History of the Reserve Battalion of the 56th West Essex

Although the 56th like most battalions at the tome maintained a depot battalion in England while they were on foreign service for a short period there was a Reserve Battalion which was a battalion in it's own right.

It was formed in 1846 at a time when the country was suffering from public disorder from potato disease and agitation against the corn laws.

Approval was given for the establishment of the 56th to be raised to 1,292 men, which would allow for two Battalions to be formed.

Lt Colonel Nicholson was appointed to command the new Battalion which was named the 56th Reserve Battalion.

In December 1846 the First Battalion of the 56th was posted to Gibraltar while the Reserve Battalion remained in England for a period, recruiting and then training before joining them in Gibraltar. At this time their strength was two staff sergeants, 38 sergeants, 14 drummers and 483 rank and file men.

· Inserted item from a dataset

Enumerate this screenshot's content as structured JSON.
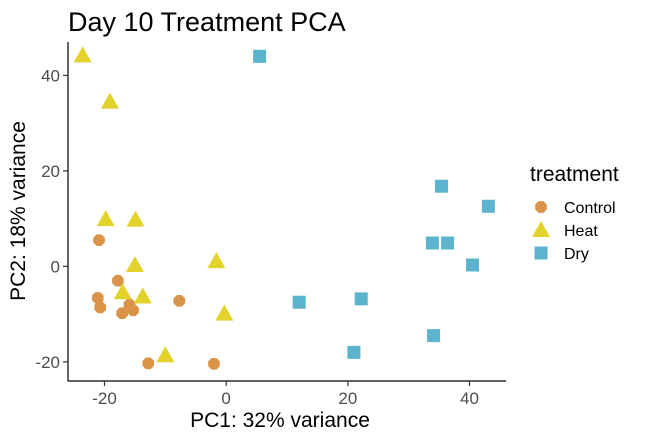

Both Battalions served in Gibraltar and were recorded as parading for a visit by the Infanta of Spain. This was an important symbolic event marking the first visit by a member of the Spanish Royal Family since the siege of Gibraltar during which the 56th played such a big part.

In 1850 the Reserve Battalion was disbanded with some members transferring to the main Battalion and some being allowed to volunteer for ships belonging to the experimental Squadron under command of Commodore Martin.